4.3 The Board of Directors provides overall oversight of our risk management framework in respect of the matters set out in their charter. They are responsible for periodically reviewing the group’s risk profile and fostering a risk-aware culture. More specifically, the Board of
Directors is responsible for:
- Promoting IIX’s Risk Management Policy and expectations for the management of risk;
- Provision and support of appropriate resources to manage risk in accordance with the Risk Management Policy as determined by the Executive Management;
- Monitoring compliance, investigating breaches, recommending and/or approving improvement opportunities, as applicable.

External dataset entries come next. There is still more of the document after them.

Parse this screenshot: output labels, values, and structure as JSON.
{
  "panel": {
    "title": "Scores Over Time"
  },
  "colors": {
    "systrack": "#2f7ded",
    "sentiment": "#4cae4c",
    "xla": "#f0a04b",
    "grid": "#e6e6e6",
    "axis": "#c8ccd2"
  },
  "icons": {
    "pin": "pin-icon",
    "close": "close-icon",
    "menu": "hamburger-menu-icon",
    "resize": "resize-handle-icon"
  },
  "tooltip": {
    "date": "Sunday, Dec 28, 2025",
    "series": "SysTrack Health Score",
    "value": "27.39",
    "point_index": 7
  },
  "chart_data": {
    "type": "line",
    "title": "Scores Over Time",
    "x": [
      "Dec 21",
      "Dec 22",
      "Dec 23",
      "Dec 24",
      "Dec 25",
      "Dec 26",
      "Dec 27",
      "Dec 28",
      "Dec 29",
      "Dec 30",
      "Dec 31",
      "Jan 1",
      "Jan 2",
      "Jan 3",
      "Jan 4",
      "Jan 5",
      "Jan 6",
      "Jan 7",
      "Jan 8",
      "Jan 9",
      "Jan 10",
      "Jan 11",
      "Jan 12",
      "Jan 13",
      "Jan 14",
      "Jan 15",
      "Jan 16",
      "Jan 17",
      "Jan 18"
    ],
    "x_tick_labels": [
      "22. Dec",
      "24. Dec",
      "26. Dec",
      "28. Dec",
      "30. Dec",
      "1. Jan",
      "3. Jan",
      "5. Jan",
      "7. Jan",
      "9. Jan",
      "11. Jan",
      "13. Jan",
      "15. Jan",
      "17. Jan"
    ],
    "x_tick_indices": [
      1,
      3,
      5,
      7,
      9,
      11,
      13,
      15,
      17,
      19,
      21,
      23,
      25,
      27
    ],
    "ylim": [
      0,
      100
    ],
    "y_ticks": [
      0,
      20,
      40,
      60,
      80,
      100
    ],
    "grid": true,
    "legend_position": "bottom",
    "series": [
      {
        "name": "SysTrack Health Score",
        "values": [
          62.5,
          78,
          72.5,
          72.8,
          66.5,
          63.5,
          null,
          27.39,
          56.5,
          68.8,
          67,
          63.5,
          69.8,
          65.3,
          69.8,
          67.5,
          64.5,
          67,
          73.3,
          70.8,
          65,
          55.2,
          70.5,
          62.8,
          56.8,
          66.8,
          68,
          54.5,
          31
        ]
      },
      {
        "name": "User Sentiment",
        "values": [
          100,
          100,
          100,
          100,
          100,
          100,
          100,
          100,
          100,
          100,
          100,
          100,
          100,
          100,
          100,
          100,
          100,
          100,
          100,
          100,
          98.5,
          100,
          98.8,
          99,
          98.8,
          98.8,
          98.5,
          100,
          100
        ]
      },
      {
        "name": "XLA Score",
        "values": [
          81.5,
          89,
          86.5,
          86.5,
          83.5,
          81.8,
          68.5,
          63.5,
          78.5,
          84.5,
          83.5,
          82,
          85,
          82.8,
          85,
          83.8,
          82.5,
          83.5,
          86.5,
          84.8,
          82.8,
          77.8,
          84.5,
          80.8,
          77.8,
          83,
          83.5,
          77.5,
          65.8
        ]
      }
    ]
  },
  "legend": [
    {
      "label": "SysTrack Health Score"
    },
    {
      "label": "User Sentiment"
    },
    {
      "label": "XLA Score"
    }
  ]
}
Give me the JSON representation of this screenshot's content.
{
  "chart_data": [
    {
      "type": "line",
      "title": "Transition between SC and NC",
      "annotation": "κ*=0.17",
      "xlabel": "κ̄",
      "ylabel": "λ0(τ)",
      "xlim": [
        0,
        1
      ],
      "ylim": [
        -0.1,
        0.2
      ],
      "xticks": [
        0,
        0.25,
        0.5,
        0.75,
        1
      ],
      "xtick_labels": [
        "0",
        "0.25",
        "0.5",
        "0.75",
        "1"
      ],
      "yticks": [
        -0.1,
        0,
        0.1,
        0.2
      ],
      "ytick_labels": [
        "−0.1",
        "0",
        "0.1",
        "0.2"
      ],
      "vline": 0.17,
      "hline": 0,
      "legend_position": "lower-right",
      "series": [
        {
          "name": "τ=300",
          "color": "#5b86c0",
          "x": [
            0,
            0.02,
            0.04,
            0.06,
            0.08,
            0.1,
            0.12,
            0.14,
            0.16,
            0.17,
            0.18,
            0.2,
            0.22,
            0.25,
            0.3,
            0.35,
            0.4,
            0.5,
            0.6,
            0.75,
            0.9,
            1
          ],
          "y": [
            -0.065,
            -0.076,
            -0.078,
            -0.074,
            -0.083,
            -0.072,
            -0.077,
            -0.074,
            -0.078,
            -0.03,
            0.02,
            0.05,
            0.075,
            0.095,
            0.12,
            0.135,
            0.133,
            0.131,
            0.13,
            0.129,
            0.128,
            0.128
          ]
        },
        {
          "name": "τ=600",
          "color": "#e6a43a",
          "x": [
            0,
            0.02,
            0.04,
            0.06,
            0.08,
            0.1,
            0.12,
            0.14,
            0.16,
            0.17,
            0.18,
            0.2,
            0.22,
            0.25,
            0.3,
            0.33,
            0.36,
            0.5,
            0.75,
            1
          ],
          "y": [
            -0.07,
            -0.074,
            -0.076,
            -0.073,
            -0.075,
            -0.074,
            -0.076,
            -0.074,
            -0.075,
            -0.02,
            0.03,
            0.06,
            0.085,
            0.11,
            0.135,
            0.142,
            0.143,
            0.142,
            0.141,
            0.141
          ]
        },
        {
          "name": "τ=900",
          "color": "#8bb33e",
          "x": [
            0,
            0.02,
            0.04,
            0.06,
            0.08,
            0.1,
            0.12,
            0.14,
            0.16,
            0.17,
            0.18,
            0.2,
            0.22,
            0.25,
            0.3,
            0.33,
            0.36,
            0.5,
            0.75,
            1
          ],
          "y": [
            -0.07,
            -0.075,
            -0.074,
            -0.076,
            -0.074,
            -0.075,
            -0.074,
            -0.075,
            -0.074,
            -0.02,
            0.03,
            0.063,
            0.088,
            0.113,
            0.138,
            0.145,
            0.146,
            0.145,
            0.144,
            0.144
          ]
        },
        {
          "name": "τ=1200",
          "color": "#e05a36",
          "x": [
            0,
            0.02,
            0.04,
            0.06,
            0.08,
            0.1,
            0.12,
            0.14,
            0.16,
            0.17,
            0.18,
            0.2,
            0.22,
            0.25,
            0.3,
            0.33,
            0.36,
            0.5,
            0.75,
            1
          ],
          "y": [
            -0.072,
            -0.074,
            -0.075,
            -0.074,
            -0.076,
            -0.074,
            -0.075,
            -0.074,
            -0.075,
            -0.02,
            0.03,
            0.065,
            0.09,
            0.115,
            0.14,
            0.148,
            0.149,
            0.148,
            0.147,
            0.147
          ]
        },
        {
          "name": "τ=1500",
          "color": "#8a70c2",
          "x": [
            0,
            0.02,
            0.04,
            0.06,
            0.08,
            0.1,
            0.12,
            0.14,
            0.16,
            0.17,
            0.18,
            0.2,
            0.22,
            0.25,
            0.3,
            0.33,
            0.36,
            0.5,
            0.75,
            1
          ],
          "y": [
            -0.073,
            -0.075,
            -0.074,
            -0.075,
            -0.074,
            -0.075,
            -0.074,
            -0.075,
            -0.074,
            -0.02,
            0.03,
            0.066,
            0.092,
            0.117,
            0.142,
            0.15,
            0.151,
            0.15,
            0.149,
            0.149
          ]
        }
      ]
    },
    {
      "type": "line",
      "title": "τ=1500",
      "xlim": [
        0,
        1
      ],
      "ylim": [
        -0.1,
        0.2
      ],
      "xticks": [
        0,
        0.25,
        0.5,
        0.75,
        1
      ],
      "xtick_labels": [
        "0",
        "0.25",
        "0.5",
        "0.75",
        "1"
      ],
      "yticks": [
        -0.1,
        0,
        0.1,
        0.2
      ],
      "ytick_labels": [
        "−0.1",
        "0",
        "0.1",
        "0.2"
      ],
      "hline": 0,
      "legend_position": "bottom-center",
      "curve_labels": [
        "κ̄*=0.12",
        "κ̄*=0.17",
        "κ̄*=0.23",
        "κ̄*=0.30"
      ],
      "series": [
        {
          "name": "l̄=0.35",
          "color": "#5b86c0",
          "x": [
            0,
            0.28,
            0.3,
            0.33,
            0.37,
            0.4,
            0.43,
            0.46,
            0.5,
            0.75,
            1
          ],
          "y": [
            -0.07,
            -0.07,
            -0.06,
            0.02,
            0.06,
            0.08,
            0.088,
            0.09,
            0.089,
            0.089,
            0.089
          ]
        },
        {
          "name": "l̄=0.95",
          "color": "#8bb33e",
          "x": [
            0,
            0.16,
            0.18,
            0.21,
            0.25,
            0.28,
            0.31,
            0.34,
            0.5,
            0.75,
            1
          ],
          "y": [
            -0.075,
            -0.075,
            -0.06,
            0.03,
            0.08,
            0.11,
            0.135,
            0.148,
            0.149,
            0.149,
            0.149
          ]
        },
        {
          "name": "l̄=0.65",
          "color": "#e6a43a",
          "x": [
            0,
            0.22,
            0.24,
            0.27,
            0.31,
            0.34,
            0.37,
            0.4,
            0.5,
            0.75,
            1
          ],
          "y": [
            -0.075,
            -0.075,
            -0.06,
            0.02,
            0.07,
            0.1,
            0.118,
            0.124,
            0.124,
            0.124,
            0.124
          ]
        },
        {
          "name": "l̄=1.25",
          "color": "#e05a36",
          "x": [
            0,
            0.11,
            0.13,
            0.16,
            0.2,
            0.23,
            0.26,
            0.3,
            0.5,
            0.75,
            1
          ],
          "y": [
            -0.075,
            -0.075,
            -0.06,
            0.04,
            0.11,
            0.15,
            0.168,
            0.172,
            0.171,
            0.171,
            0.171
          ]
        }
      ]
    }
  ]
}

4.4 External Audit provides regular and independent assessment on the effectiveness of financial controls and processes in connection with the preparation of financial statements, statutory and governance disclosures. External Audit also provides an opinion on the accuracy, validity and reliability of disclosed data and information.
5. Reporting
Major incidents and risks are to be promptly reported to the Executive Management who will, in turn, assess the appropriate escalation required to members of the Board of Directors. The Executive Management will otherwise determine what reporting is appropriate to assure the adequacy and effectiveness of IIX’s risk management framework.
6. Compliance
Practices established and used for the management of risk should demonstrate alignment and consistency with the principles and requirements in this Policy Compliance with this Policy may be periodically assessed. Each area of the business is accountable for managing risks.
7. Review
This Policy should be reviewed every two years or earlier if required by a change in circumstances. Changes to the Policy require approval from the Board of Directors.